Everywhere you turn, the tide of opioids, which once seemed unstoppable, is being curbed on every front. Pharmaceutical manufacturers are being held accountable for their lies and greed, and drug lobbyists are losing their influence in Washington. The White House has taken a hard-line approach toward opioids, and a national state of emergency has been declared to push back against the opioid epidemic. Every week, new stories come out about massive drug busts on the U.S./Mexican border, and organized crime syndicates who have profited for too long from the illegal sale of opioids in our county are becoming weakened due to lack of funding.
In the past, opioids were viewed as relatively benign substances with practically limitless potential to help people. Through the early 2000s, miracle stories about PERCOCET and other drugs were promulgated through the mass media apparatus. Thousands of people who wouldn’t have ever considered themselves drug users started trying opioids, and a permissive culture with lots of kickbacks to prescribing physicians caused this drug’s popularity to rise.

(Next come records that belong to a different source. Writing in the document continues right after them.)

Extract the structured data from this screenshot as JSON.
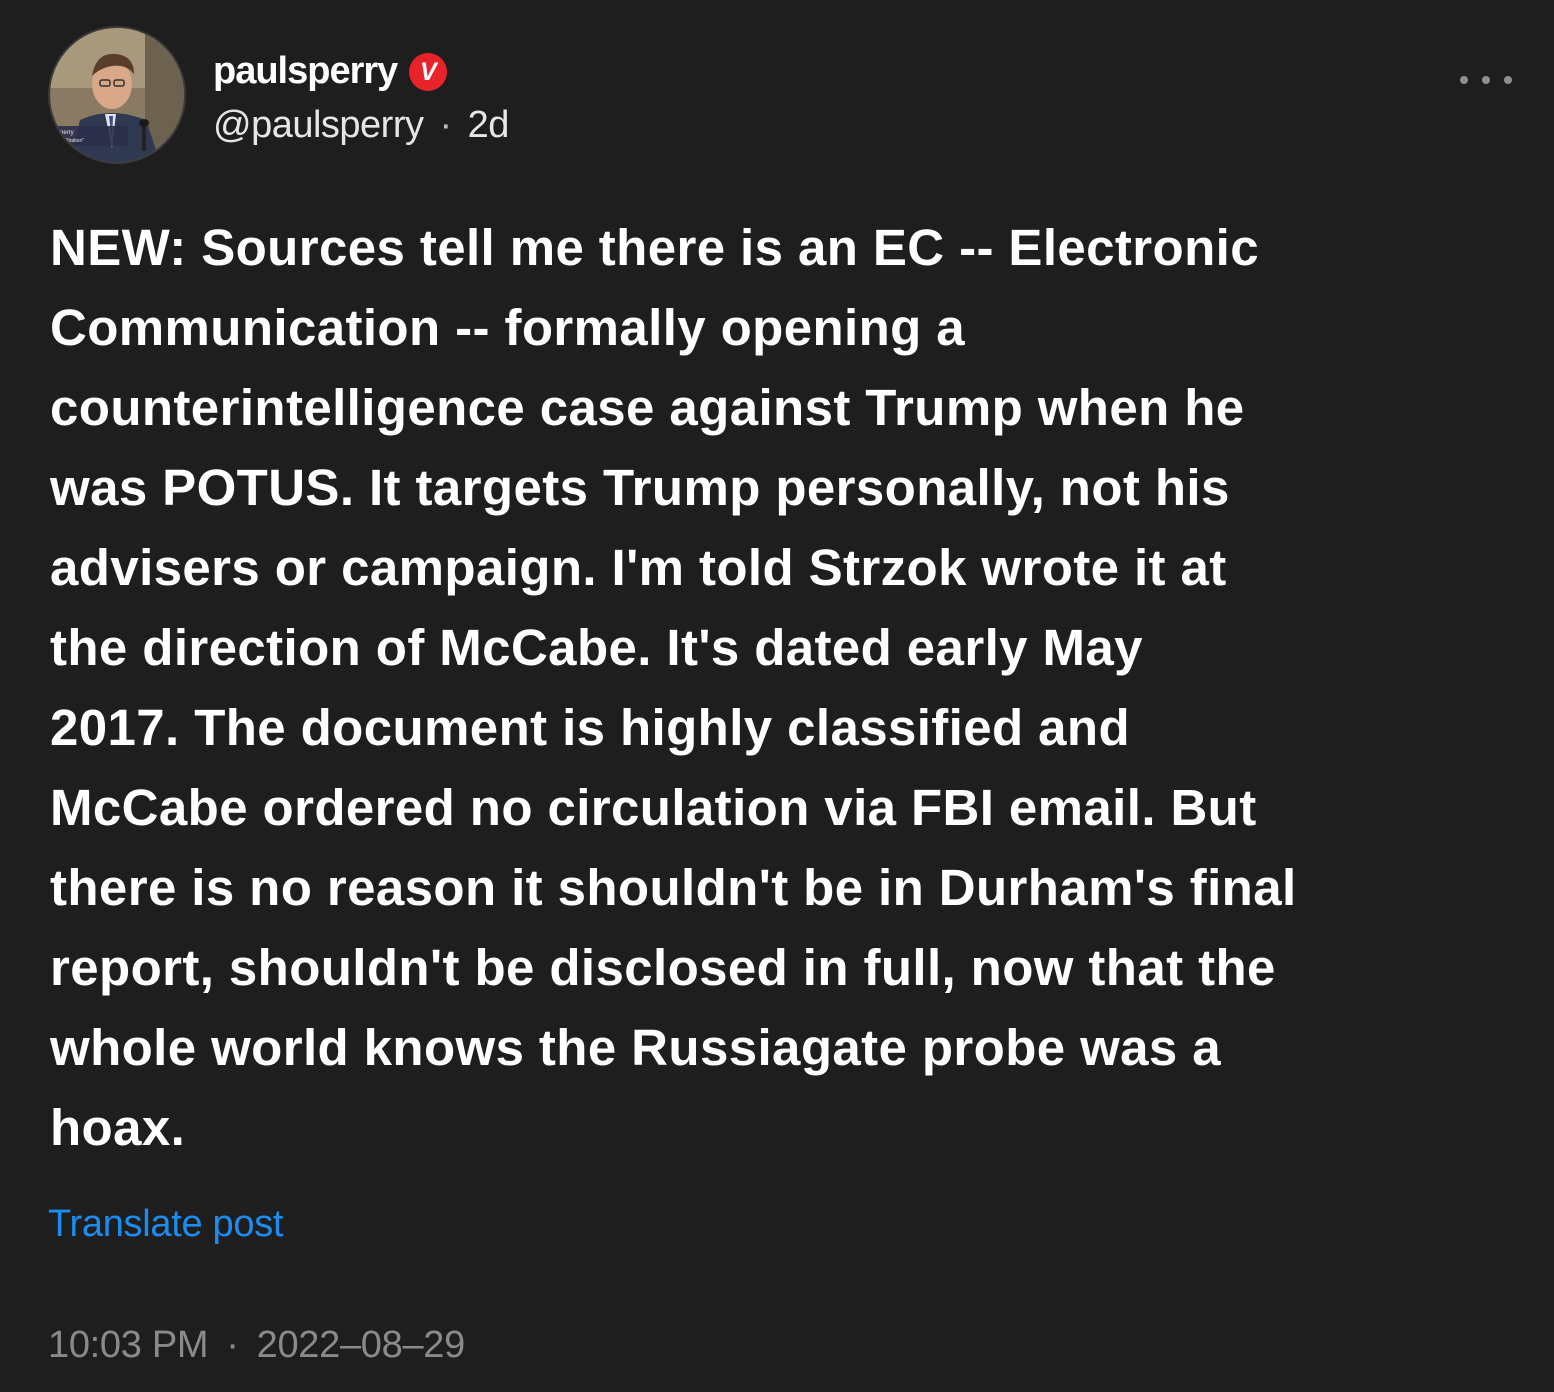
{
  "post": {
    "author": {
      "display_name": "paulsperry",
      "verified_badge_letter": "V",
      "handle": "@paulsperry",
      "avatar_icon": "person-at-podium-photo"
    },
    "relative_time": "2d",
    "separator": "·",
    "more_icon": "ellipsis-icon",
    "text": "NEW: Sources tell me there is an EC -- Electronic\nCommunication -- formally opening a\ncounterintelligence case against Trump when he\nwas POTUS. It targets Trump personally, not his\nadvisers or campaign. I'm told Strzok wrote it at\nthe direction of McCabe. It's dated early May\n2017. The document is highly classified and\nMcCabe ordered no circulation via FBI email. But\nthere is no reason it shouldn't be in Durham's final\nreport, shouldn't be disclosed in full, now that the\nwhole world knows the Russiagate probe was a\nhoax.",
    "translate_label": "Translate post",
    "timestamp_time": "10:03 PM",
    "timestamp_date": "2022–08–29"
  },
  "colors": {
    "background": "#1e1e1e",
    "text": "#ffffff",
    "muted": "#8a8a8a",
    "link": "#1d8cf0",
    "badge": "#e8242a"
  }
}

However, practically everyone knows someone whose life was destroyed by opioids. When they have adequate access to their drug of choice, opioid addicts are distant, forgetful, and neglectful of their families and friends. If they are ever denied their drugs, however, things can get truly dire.
People experiencing opioid withdrawal can endure profound feelings of nausea or stomach pain. They waste away, and they are often incapable of eating anything besides liquid foods. They complain of intense cramping and pain throughout their bodies, and they are unable to sleep. Due to their intense discomfort, they act out in intense and sometimes terrifying ways, and they may scream or moan at night as they lay in agony unable to sleep.
In some cases, the bodies of opioid addicts begin to break down when they are separated from the drugs upon which they have become addicted, and they need to be carefully guided through the detoxification process to avoid injury. That’s why it’s so important to work with the experts while withdrawing from opioids.
With all of these significant dangers in mind, Florida lawmakers sat down to devise a solution. While limiting the length of opioid prescriptions doesn’t do anything to solve the issues of unwarranted supply and our nation’s permissive drug culture, this new legislation does require that people who use opioids for conditions that aren’t serious stay in close contact with their doctors as they use these potentially dangerous drugs. Most importantly, Florida’s new opioid prescription law brings attention to the dangers that these drugs can cause, and it helps spur on a vital national conversation that has been decades in the making.